Regulärer Weiterbau der Elbphilharmonie erst 2014

Nach der Einigung zum Weiterbau der Hamburger Elbphilharmonie wird es noch rund 14 Monate dauern, bis die Arbeiten auf der Baustelle wieder voll aufgenommen werden. Grund für die Verzögerung sind fehlende Baupläne, die erst noch gezeichnet werden müssen. Nachdem die Planungen des Baukonzerns Hochtief und die der Schweizer Architekten Herzog&de Meuron zuletzt weitgehend aneinander vorbeiliefen, müssen sie nun erst einmal synchronisiert werden. Als Konsequenz daraus wird die Eröffnung wohl auf 2017 verschoben werden müssen. In der vergangenen Woche hatte die Stadt als Bauherrin entschieden, dass Hochtief das Prestigeprojekt zum Festpreis von 575 Millionen Euro zu Ende bauen soll. Damit muss sie nun 198 Millionen Euro mehr zahlen als noch 2008 kalkuliert. Hochtief soll in den Verhandlungen zunächst einen Aufpreis von 266 Millionen Euro gefordert haben. Mit dem Kompromiss entschädigt der Senat den Konzern unter anderem für einen Teil der Kosten, die durch den einjährigen Baustopp im Streit um das Projekt entstanden waren. Allerdings muss Hamburg nun auch die Rechnung für diverse Sonderwünsche zahlen, die seinen Planern und den Architekten erst beim Bauen und nach 2008 ein gefallen waren. So soll der Senat bei rund 50 Prozent der Gewerke Änderungen verlangt und noch im Januar 2012 modifizierte Pläne für rund tausend Positionen vorgelegt haben; dazu zählt ein 24 Meter langer Tresen für den Ticketverkauf. Wie dieser sollen alle Tresenanlagen in der sogenannten Plaza nun nicht mehr aus Eiche gefertigt werden, sondern aus Granit und Klavierlack- Elementen.
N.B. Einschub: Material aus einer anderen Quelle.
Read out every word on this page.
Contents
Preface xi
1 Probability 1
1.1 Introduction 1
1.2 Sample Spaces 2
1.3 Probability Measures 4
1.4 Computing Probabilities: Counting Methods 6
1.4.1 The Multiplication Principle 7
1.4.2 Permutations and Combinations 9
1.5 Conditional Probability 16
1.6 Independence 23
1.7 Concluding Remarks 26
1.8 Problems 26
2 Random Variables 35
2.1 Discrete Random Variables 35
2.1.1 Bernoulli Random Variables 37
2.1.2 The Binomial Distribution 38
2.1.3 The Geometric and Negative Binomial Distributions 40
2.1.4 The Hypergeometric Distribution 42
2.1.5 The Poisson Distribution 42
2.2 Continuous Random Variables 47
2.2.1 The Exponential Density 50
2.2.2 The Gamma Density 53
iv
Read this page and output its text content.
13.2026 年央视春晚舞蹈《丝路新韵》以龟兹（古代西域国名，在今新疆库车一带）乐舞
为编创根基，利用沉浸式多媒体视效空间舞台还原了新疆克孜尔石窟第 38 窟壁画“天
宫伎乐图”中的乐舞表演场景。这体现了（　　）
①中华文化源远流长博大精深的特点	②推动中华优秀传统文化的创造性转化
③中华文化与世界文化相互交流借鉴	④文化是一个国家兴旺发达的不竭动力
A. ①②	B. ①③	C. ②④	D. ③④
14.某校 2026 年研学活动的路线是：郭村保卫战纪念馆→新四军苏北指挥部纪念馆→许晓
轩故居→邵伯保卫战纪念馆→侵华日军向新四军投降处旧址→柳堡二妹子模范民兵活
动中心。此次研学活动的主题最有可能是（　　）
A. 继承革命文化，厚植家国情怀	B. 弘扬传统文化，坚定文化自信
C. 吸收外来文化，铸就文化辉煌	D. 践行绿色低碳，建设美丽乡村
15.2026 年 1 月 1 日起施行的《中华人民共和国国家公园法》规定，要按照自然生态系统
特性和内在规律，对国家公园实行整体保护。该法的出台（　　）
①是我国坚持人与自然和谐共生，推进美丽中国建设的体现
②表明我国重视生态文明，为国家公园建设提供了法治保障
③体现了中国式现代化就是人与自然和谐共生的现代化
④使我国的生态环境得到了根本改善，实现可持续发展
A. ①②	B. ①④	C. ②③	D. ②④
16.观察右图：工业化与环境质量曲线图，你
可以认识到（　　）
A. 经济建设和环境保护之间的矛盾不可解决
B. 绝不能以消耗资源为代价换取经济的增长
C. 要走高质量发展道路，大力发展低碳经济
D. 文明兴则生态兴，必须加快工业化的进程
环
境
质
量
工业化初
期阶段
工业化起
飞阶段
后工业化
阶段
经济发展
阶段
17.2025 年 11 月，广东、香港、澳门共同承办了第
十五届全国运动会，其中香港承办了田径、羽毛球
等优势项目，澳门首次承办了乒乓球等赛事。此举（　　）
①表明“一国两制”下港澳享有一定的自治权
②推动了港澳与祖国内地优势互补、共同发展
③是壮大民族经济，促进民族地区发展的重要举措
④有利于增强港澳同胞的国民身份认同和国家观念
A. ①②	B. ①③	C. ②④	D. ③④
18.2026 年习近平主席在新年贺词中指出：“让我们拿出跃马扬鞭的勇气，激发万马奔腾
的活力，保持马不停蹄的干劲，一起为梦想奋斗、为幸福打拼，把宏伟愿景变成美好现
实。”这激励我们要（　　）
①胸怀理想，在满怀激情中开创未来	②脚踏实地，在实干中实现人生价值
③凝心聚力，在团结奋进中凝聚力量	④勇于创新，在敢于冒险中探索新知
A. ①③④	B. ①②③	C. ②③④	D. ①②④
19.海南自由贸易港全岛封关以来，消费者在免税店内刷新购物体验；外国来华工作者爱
Damit kosten allein die Tresen geschätzte 1,8 Millionen Euro mehr. In einem Proberaum mussten zudem große Teile der Inneneinrichtung wieder herausgerissen werden, nachdem die vorgesehenen Heizkonvektoren dem Bauherrn zu laut erschienen. Und geschätzte 500.000 Euro teurer wird die Anlage, mit der im Notfall das Publikum zum Verlassen des Gebäudes aufgefordert wird. Weil die Ansagen nicht überall zu hören gewesen wären, müssen etwa 50 zusätzliche Lautsprecher eingebaut werden, dar unter einige in die aufwendige Innenverkleidung des großen Konzertsaals. Der Konzern, so erklärt Hochtief-Sprecher Bernd Pütter, werde mit der Elbphilharmonie keinen Gewinn machen: "Die Kosten für die Fertigstellung werden um einen hohen zweistelligen Millionenbetrag über dem vereinbarten Festpreis liegen."